For the EU, COP26 is a crucial tool for getting the rest of the world to match its bold climate ambitions, as well as ensuring a level playing field. With Cicero/amo being on the ground in Glasgow for the duration of COP26, our EU team will be providing tailored updates on the progress being made, and the potential impacts for businesses in the EU, and beyond.
Main outcomes on ‘Finance Day’
When it comes to public finance, world leaders from developed countries repeated their pledge to reach the $100 billion annual climate finance goal. Progress to date has however been slower than initially promised, with developed countries only expected to meet the goal by 2023 instead of 2020. The EU, the US, the UK, Germany, and France also announced a new Just Energy Transition Partnership under which it raises – via loans with investment institutions like the World Bank – $8.5 billion in funding to support the phase out of coal in South Africa, which relies on coal for 90% of its energy generation.
On private finance, the launch of the ambitious Glasgow Financial Alliance for Net Zero (GFANZ) brings together private financial institutions around the world to mobilise around $130 trillion in financial assets to make the energy transition a reality. Despite some scepticism from environmentalists, the closer cooperation of financial institutions and company executives in the fight against climate change is something that was far less developed several years ago. The new EU-Catalyst partnership between the European Commission, the European Investment Bank and Bill Gates’ Breakthrough Energy Catalyst, which seeks to mobilise $1 billion between 2022 and 2026 to speed up the development of innovative technologies, appears to further showcase and cement EU leadership.
Finally, Wednesday’s announcement of the International Sustainability Standards Board (ISSB) brings enhanced accountability through global sustainability reporting one step closer. UK Chancellor Rishi Sunak followed up by announcing the UK financial sector should present plans towards carbon neutrality with the goal “to rewire the entire global financial system for Net Zero”. These plans would be assessed with the aim of finding a sector-wide “gold standard”.
The EU’s take
European Commissioner for Financial Services Mairead McGuinness reacted positively to the progress made on Finance Day, emphasising that the EU seeks to use its leadership in sustainable finance and sustainability reporting aims to inspire global action in this space. McGuinness stressed that COP26 should be used to lay out a roadmap, with the period that follows being crucial to ensure delivery for partners around the world. McGuinness stated that “double materiality is the future” and a holistic approach is needed for companies to assess their impact on the environment and mitigate it.

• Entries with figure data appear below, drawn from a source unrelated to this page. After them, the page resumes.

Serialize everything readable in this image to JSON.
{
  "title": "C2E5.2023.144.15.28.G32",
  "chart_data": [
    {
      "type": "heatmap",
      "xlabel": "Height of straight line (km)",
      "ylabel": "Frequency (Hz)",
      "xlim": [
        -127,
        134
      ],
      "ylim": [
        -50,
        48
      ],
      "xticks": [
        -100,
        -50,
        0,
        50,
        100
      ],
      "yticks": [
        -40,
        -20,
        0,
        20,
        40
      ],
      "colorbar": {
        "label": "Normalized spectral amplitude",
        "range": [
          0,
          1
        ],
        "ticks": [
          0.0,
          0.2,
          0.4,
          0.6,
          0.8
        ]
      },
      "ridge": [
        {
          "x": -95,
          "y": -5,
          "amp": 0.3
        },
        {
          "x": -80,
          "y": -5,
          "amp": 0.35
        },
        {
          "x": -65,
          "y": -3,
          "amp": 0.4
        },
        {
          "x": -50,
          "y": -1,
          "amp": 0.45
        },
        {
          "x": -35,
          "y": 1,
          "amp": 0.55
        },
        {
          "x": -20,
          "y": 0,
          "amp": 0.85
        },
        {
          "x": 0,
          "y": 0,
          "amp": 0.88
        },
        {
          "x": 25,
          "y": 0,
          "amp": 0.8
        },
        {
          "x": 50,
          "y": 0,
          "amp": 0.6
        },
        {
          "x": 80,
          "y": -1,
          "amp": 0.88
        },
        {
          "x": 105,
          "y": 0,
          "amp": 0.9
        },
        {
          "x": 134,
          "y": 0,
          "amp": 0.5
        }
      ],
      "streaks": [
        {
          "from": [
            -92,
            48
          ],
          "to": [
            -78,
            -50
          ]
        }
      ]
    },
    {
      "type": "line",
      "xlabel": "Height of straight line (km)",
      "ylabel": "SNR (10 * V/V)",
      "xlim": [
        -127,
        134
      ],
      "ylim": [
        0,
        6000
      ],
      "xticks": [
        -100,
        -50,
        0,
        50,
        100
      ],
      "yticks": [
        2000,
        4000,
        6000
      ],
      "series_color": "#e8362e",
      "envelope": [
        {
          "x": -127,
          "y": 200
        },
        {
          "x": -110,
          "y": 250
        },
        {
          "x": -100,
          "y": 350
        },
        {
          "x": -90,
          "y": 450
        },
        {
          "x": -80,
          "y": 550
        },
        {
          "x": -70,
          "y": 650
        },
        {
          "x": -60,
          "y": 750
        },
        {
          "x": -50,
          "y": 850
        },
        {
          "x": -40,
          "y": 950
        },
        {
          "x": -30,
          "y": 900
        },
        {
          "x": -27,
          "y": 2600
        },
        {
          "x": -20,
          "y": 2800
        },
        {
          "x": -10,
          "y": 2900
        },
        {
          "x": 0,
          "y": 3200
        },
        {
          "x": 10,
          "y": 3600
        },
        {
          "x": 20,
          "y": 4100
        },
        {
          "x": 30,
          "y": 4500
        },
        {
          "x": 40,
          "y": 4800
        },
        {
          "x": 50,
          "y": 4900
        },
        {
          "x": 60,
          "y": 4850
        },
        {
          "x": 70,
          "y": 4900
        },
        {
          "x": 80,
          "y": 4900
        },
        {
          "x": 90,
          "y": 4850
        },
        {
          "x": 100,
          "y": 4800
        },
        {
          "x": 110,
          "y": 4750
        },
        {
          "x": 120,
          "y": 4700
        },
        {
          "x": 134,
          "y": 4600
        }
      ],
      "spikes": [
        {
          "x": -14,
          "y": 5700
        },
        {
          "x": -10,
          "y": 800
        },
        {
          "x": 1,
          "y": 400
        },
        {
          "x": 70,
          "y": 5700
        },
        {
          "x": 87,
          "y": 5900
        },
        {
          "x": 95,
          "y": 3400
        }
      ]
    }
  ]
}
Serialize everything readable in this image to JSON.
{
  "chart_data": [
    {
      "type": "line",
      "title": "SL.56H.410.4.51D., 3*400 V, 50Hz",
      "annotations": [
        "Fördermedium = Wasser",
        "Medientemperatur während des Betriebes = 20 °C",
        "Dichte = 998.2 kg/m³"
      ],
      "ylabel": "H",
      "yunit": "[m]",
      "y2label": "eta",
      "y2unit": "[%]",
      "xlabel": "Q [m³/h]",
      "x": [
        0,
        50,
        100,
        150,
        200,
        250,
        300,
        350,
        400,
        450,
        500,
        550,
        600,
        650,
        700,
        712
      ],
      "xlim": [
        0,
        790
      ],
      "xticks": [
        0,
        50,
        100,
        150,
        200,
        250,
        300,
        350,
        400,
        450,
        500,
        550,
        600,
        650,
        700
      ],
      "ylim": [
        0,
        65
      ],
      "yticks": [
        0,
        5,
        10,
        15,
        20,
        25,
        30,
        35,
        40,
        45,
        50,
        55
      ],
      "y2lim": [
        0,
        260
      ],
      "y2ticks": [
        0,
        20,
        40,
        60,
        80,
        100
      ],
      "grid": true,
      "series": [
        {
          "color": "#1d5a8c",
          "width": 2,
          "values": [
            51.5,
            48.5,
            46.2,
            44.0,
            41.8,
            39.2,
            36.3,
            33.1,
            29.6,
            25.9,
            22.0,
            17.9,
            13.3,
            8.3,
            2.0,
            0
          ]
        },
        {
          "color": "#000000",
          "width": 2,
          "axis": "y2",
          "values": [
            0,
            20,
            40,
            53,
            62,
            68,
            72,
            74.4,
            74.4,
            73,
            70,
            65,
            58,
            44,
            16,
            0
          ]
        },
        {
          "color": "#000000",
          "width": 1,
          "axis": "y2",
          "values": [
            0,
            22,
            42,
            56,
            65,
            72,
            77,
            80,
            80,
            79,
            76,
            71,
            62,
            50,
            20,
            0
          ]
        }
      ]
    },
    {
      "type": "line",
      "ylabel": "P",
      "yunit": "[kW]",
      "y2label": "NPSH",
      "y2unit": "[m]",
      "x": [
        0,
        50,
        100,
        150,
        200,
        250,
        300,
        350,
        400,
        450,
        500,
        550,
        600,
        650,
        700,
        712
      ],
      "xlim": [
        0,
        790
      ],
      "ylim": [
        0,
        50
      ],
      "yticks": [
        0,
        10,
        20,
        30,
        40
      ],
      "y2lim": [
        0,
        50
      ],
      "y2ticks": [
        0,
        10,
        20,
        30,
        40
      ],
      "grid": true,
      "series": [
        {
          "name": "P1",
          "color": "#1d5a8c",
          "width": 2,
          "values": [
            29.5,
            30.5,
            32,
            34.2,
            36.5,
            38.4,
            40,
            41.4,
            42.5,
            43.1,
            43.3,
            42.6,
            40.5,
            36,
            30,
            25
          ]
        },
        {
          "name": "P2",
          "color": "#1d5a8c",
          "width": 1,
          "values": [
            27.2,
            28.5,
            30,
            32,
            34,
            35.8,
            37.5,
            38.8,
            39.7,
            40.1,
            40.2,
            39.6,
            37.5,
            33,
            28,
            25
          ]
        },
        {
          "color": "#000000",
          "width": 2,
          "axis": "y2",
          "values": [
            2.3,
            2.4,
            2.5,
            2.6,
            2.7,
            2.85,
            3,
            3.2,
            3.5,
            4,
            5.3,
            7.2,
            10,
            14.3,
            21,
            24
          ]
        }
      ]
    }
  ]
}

The EU has already set out an ambitious sustainable finance framework, comprising both the EU Taxonomy, which includes definitions of sustainable investments and specifications of reporting obligations, and a proposal for European Green Bonds to put an end to a variety of different standards companies can pick from. When it comes to reporting, the EU’s proposal for a Corporate Sustainability Reporting Directive will oblige approximately 50,000 companies in the EU to report on their sustainability impacts, and a planned proposal for Sustainable Corporate Governance is going to further elaborate due diligence and corporate strategy requirements.
To inspire other countries around the world to adopt their own taxonomies, the EU published a guiding Common Ground Taxonomy on COP26, part of the EU’s global sustainable finance efforts as part of the International Platform on Sustainable Finance. Finally, the EU announced in October that it would present a standardised approach to certifying carbon neutrality in the second half of 2022. While this is a cross-sector endeavour, the financial sector should keep a close eye on possible overlaps and divergences with the UK’s announced “gold standard”, as companies operating on both sides of the channel might be faced with two different pathways to carbon neutrality.